溺愛プリンス
それから、笑顔のハルはたった今思い出したみたいに。
なにかのついでみたいな感じで、トドメの一言を言い放った。
「あと俺、王位放棄してきた」
「はあ。そうなんですか…………
はっ!!!!?」
お、王位、ほほ、放棄!!?
なにそれ、なんで? な、なんでっ!!?
「なっ、な……」
言葉にならない。
ハルはあたしの動揺を楽しむかのように笑みを深くすると、その腕を伸ばしてくる。
また腕の中に抱きしめられる寸前でハッと我にかえり、胸を押しやった。
「ちょっと待ってください、またあたしの事からかってるんですか!?」
もうそこまでされたら、ただの王子様の戯言じゃすまないんだから!
あたしだって、許さな……
「あほ。
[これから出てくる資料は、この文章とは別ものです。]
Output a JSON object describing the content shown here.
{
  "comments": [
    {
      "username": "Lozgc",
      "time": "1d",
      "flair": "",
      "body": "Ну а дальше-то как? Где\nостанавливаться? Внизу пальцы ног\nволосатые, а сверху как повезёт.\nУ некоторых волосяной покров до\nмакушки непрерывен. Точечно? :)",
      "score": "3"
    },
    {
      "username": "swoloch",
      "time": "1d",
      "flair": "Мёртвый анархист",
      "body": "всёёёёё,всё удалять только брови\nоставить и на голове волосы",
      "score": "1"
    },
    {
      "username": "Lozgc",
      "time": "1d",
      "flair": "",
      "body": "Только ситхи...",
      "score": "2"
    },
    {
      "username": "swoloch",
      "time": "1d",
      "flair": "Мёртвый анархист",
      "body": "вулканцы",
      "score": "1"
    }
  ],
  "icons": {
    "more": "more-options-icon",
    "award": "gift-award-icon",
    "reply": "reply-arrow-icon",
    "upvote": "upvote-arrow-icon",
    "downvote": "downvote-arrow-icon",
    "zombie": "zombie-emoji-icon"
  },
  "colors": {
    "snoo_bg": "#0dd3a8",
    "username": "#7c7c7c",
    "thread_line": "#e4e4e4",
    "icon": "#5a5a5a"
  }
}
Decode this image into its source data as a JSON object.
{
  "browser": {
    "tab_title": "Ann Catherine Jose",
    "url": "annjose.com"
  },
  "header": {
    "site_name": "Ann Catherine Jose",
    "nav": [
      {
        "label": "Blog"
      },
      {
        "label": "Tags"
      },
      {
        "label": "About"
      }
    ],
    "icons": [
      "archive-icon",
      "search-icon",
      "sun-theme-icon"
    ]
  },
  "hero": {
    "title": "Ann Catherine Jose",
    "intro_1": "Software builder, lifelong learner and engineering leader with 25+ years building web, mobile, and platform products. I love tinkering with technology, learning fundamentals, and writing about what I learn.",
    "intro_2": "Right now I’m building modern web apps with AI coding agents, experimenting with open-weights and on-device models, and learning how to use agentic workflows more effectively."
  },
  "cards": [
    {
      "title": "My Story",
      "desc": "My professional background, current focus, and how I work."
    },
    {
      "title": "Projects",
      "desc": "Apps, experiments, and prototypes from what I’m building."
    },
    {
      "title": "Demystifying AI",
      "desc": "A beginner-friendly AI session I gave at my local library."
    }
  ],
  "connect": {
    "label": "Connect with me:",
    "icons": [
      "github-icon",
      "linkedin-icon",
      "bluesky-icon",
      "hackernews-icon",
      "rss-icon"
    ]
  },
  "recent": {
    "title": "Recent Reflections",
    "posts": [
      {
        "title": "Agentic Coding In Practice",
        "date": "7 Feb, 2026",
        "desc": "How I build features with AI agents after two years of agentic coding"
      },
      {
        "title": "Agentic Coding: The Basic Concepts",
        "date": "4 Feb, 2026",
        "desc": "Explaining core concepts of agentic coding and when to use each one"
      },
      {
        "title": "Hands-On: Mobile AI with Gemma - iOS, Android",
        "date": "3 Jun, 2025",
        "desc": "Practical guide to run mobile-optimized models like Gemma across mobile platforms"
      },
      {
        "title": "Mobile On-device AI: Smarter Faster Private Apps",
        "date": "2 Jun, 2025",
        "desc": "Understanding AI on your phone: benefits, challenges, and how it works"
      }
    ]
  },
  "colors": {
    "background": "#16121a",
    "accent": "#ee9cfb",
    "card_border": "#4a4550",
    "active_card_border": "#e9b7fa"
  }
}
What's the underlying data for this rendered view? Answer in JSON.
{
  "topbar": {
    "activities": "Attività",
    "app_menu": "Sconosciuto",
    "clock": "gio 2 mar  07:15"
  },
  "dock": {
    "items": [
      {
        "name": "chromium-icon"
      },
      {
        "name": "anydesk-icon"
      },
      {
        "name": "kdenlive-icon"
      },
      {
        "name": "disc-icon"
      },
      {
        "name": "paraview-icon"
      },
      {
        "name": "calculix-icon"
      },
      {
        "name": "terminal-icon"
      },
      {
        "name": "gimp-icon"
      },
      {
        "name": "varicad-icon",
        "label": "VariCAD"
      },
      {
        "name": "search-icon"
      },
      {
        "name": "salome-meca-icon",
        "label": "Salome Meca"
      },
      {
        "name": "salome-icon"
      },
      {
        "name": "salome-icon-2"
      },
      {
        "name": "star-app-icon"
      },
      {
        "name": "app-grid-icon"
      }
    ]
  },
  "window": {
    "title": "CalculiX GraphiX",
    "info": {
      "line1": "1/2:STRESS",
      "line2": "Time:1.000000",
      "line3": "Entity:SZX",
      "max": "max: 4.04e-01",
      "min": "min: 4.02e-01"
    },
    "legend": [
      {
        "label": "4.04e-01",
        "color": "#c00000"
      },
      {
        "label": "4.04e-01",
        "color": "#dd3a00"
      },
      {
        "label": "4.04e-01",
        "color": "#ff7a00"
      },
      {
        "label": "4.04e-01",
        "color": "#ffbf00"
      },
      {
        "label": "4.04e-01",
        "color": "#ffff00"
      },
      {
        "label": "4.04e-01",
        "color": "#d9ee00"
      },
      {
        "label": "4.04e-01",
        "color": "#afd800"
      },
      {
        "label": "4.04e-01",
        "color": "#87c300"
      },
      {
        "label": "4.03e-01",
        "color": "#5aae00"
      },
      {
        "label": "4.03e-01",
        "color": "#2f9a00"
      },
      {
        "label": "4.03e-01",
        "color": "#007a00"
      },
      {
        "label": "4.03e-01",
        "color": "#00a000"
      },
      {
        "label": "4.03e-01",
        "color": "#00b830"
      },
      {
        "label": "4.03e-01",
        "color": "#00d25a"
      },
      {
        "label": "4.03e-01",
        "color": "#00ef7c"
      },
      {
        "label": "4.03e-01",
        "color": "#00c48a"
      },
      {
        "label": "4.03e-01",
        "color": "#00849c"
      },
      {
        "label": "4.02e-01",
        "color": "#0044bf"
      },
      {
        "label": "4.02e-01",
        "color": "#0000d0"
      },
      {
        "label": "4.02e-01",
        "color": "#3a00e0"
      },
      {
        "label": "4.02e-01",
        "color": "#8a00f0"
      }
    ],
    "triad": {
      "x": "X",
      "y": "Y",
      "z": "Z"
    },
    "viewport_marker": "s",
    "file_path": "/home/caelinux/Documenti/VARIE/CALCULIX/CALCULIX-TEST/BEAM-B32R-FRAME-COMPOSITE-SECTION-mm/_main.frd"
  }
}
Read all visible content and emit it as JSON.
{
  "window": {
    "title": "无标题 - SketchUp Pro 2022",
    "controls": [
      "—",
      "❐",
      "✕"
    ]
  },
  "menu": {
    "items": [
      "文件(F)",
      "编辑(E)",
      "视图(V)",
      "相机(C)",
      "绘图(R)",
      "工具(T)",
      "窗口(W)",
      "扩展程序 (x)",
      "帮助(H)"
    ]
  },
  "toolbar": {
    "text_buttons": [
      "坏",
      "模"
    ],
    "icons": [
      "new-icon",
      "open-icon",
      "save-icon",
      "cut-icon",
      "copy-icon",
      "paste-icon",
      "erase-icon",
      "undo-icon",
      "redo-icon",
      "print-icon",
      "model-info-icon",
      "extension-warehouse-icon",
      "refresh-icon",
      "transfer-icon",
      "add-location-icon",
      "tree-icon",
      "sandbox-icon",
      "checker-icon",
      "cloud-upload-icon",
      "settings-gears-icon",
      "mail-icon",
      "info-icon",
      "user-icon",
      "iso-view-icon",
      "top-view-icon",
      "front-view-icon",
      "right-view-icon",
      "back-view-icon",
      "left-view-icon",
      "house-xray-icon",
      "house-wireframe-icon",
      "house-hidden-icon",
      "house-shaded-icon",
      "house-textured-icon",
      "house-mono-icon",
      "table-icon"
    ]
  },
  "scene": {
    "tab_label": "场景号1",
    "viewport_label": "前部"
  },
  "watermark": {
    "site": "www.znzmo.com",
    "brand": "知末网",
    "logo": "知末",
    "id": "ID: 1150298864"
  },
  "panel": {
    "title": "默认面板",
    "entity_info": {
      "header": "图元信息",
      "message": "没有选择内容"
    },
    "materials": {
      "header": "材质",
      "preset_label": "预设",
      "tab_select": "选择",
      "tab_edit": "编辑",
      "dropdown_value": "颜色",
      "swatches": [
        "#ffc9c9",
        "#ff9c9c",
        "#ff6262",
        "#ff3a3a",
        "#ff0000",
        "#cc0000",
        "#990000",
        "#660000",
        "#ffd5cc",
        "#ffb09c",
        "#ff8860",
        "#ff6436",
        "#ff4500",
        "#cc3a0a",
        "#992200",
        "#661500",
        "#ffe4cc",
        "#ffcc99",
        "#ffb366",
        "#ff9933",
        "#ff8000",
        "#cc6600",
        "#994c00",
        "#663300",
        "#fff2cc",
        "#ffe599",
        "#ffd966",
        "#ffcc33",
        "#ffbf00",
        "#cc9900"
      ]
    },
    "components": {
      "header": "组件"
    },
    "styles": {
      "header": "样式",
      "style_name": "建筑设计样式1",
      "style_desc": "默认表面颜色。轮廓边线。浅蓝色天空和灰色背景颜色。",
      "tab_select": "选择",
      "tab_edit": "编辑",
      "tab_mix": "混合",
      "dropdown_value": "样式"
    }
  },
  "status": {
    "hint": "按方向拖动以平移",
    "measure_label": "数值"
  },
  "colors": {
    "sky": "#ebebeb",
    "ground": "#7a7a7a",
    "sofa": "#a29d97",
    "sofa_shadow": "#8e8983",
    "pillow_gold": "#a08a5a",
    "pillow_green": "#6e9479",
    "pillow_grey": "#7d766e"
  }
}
こんなこと冗談で言うか。
ちゃんと婚約発表の時にそう宣言した。お前、途中で帰ったらしいな。決意表明聞いて帰るようにチケットも手配してやったというのに」
「はい?」
そ、そうだったの!?
うそ……うそ。
「だって、そんなこと一言も言ってくれてません!」
「お前のこの頭は脳みそ入ってないのか」
「のっ!?……でも知らなかったです!」
言った、言ってないなんて、本当はどうでもいいのに。